3. Gereja sebagai lembaga perlu direformasi secara terus menerus. Perlu kita ingat bahwa para tokoh reformasi melakukan reformasi gereja demi kemajuan gereja, bukan menunjukkan kebolehan mereka apalagi menjatuhkan pemimpin gereja saat itu. Semangat mereformasi gereja hingga saat ini masih ada, merekalah orang-orang yang memperhatikan gereja sampai ke detail terkecil untuk memastikan gereja tetap pada prinsip Sola Gratia, Sola Fide, Sola Scriptura. Kesemuanya ini didasari rasa cinta pada Tuhan dan cinta pada gereja (GBKP). Biarlah semuanya hanya untuk kebenaran dan kemuliaan bagi nama Tuhan.

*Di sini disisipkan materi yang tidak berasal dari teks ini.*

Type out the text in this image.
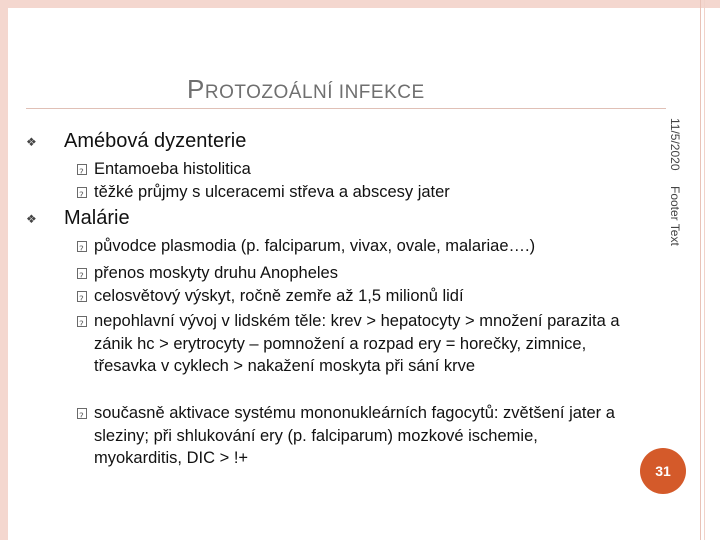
PROTOZOÁLNÍ INFEKCE
11/5/2020
Footer Text
❖ Amébová dyzenterie
?
Entamoeba histolitica
?
těžké průjmy s ulceracemi střeva a abscesy jater
❖ Malárie
?
původce plasmodia (p. falciparum, vivax, ovale, malariae….)
?
přenos moskyty druhu Anopheles
?
celosvětový výskyt, ročně zemře až 1,5 milionů lidí
?
nepohlavní vývoj v lidském těle: krev > hepatocyty > množení parazita a zánik hc > erytrocyty – pomnožení a rozpad ery = horečky, zimnice, třesavka v cyklech > nakažení moskyta při sání krve
?
současně aktivace systému mononukleárních fagocytů: zvětšení jater a sleziny; při shlukování ery (p. falciparum) mozkové ischemie, myokarditis, DIC > !+
31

4. Kehidupan gereja semasa pandemi Covid-19 mengalami perubahan yang signifikan. Kita menjadi akrab dengan istilah Ibadah Online, Ibadah Virtual, Perjamuan Kudus secara online, bahkan Retreat Online. Bayangkan jika gereja menolak pembaharuan di bidang teknologi komunikasi dan informasi, alangkah tertinggalnya kita dibandingkan dunia ini. Semua sepakat bahwa ibadah yang ideal adalah ibadah tatap muka, tetapi bukan berarti saat ibadah masih dilakukan secara online, kita tidak memberi yang terbaik. Janganlah kita menghadap Tuhan di rumah kita sambil beraktifitas ini dan itu, tidak berfokus pada Tuhan yang sedang menyapa kita lewat ibadah-ibadah yang dilakukan dari rumah masing-masing. Cara kita beribadah selama pandemi ini perlu terus diperbaharui.